Universitários que buscam um diferencial no currículo não podem deixar de lado o voluntariado. Em Minas, o projeto Rondon dá a oportunidade para que estudantes coloquem em prática o que aprendem em sala de aula e, de quebra, eles ainda podem ajudar ao próximo. As inscrições gratuitas, para as atividades em julho deste ano, estão abertas até 21 de abril.

As ações serão desenvolvidas em Januária, Juvenília, Riachinho, São Francisco e Buritizeiro, todas cidades nas regiões do Norte de Minas e Vale do Jequitinhonha. Os participantes ficarão nos municípios durante 15 dias. “Os protagonistas são os universitários. Eles colocam o conhecimento científico à disposição de comunidades que precisam dessa ajuda”, enfatiza Mônica Abranches, presidente do Instituto Rondon Minas.

Como exemplo, Mônica cita o projeto desenvolvido por estudantes de engenharia e de arquitetura para amenizar o problema da seca em uma localidade já visitada pelas equipes da iniciativa. “Foi montada uma solução para a captação de água, e os próprios moradores instalaram o dispositivo nas casas”, conta. “O governo não vai a todos os lugares, mas os voluntários ajudam a dar conta dessa demanda”.
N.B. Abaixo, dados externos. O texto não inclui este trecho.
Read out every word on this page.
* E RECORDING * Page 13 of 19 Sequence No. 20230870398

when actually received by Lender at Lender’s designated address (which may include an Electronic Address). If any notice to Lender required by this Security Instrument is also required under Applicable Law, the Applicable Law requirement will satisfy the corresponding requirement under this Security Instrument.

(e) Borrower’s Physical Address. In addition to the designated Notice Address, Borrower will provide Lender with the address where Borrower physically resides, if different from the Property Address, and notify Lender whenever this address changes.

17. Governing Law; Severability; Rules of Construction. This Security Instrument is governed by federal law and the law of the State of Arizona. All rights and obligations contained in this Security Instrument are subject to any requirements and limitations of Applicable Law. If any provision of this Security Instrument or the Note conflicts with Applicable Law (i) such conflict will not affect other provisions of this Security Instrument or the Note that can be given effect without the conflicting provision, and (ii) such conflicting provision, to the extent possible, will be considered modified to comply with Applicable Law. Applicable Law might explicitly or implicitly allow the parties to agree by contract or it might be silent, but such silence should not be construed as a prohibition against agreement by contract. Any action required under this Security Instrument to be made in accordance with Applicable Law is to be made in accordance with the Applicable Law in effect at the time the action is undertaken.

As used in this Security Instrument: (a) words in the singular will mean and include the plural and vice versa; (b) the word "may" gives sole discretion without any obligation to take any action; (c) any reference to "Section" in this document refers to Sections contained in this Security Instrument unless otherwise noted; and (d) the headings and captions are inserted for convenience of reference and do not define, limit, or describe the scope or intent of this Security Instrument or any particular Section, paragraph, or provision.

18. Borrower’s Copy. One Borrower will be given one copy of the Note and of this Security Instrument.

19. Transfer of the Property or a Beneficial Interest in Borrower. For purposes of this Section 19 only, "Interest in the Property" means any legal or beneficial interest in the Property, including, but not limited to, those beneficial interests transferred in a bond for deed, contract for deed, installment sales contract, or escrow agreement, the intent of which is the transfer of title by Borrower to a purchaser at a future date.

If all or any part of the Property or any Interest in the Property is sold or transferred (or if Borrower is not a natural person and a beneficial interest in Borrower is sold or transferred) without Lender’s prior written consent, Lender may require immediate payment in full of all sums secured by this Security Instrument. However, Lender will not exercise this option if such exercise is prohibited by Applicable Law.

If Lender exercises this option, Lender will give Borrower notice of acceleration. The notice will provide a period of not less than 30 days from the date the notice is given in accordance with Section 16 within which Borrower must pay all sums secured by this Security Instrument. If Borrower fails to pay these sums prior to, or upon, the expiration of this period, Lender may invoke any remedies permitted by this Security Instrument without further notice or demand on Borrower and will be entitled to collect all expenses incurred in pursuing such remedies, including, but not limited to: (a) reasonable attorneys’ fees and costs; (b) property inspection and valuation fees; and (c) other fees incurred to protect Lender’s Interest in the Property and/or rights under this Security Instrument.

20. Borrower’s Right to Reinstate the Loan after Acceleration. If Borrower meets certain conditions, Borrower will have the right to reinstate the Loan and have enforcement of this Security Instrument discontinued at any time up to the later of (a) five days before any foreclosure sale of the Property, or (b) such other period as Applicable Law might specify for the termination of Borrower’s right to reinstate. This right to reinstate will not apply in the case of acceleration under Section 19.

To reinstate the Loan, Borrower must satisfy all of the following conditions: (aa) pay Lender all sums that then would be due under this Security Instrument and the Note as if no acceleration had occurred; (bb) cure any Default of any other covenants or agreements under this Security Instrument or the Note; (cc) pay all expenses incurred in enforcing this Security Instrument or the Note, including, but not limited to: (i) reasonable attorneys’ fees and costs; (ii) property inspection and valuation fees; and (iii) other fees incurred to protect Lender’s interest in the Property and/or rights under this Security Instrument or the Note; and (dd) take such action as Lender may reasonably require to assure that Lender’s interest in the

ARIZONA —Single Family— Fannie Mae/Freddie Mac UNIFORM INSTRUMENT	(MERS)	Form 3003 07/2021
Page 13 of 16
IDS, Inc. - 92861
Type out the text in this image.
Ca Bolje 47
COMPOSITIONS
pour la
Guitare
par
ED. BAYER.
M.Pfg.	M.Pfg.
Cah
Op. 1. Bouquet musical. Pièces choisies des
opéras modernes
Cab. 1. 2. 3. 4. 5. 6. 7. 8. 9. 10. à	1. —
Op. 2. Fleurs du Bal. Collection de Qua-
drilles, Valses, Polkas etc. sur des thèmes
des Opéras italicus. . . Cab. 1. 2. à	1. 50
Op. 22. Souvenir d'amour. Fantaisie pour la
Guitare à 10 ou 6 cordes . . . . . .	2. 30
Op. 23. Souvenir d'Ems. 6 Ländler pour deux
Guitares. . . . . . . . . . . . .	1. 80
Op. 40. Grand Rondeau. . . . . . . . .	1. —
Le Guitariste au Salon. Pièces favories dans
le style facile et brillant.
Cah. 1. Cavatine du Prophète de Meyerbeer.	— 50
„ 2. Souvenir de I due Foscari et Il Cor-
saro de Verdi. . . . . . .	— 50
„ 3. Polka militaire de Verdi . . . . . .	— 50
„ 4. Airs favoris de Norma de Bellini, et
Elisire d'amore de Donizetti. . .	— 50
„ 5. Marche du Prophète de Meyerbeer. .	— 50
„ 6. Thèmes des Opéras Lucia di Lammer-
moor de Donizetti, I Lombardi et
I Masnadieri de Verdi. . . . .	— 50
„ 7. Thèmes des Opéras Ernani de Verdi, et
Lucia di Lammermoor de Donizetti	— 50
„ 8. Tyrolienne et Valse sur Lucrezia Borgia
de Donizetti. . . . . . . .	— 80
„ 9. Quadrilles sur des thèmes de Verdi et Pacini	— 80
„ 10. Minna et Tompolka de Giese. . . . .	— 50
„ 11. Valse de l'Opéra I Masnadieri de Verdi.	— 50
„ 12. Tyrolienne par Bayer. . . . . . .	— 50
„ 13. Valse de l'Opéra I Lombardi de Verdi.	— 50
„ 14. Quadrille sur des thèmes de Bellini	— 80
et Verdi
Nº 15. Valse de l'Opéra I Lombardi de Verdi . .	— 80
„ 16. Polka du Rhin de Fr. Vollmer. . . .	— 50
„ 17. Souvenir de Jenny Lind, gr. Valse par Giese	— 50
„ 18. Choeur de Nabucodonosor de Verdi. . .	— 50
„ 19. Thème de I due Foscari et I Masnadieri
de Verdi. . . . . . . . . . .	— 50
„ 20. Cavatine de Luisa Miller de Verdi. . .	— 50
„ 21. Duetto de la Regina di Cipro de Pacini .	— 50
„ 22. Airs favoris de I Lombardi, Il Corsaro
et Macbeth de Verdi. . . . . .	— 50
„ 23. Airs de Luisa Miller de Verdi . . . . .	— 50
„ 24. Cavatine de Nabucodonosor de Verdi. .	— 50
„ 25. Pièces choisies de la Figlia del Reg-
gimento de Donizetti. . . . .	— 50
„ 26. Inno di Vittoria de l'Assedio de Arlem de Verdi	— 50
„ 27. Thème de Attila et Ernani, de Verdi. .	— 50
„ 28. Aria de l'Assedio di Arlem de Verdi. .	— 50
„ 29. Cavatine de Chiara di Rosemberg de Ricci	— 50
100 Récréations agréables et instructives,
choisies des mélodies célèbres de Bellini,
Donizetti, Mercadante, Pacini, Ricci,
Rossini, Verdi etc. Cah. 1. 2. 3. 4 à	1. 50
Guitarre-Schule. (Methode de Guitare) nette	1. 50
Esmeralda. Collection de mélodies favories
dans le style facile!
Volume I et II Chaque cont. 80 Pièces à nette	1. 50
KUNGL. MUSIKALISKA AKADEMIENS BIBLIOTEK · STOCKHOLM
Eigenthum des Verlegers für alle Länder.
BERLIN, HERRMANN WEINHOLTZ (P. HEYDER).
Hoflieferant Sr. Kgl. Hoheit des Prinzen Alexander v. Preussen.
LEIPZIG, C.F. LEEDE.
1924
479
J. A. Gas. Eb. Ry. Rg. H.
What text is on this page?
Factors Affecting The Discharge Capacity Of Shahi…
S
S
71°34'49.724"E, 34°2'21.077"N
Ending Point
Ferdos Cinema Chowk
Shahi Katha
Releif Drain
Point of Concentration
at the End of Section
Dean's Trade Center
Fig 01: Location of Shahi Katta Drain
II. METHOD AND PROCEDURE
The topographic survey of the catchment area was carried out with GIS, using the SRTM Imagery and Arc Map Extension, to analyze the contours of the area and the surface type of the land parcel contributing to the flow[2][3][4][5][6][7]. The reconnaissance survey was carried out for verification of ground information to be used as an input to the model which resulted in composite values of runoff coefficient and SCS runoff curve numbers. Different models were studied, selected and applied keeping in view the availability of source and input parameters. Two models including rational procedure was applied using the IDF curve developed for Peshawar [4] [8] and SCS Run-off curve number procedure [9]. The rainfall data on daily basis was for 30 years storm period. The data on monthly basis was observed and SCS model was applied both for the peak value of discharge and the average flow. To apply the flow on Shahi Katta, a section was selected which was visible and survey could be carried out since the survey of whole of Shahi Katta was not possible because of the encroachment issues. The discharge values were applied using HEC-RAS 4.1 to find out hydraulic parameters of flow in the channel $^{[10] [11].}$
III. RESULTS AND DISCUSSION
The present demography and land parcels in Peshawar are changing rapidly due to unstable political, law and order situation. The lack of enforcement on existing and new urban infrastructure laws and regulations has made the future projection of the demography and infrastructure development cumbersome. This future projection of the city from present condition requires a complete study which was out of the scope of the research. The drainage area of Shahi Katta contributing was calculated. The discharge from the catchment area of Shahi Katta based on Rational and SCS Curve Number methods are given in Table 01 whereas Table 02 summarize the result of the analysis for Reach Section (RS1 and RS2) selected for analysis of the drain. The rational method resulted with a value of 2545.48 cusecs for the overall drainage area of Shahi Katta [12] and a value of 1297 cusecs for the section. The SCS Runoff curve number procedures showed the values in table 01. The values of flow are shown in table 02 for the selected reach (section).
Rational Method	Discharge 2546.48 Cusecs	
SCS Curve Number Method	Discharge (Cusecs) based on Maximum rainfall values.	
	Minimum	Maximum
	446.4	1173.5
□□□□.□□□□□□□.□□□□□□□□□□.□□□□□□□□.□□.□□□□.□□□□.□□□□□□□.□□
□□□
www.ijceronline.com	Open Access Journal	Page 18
Coordenadora dos cursos de jornalismo e publicidade e propaganda das Faculdades Promove, Flávia Costa Souza reforça que, além de contribuir para a formação pessoal, o voluntariado agrega ao currículo do aluno. “Muitas empresas enxergam essa atitude como a de alguém que consegue trabalhar em grupo, que se importa com o outro”, diz.

Na última segunda-feira, Mônica Abranches apresentou a iniciativa aos estudantes das graduações de comunicação do Promove. A ideia é que em cada viagem se tenha um voluntário para documentar o trabalho realizado. “O projeto tem dupla função. Ao mesmo tempo que as pessoas em formação acadêmica conseguem aprender muito da realidade – como, por exemplo, são as políticas públicas na prática –, uma comunidade inteira é beneficiada”, completa a presidente do Instituto Rondon Minas.

Alternativas

Segundo ela, os universitários que querem participar do Rondon Minas podem optar tanto pelas viagens a cidades do interior de Minas como pelas ações locais, realizadas aos fins de semana em Belo Horizonte. É possível, ainda, escolher as duas alternativas simultaneamente.
O cadastro está aberto a pessoas matriculadas em cursos de graduação, pós e tecnólogos. Estudantes são selecionados como extensionistas. 
Há também possibilidade de profissionais com ensino superior completo se inscreverem. Nesses casos, eles são inscritos na iniciativa como coordenadores.

Belo Horizonte

Neste ano, as atividades na metrópole contemplam a zona Norte. Mônica Abranches explica que cerca de 200 estudantes irão fazer o diagnóstico em bairros da região.  “Vão visitar as casas, definir ações com associações comunitárias. O trabalho é em parceria com a regional e com os CRAS (Centro de Referência de Assistência Social)”, afirma.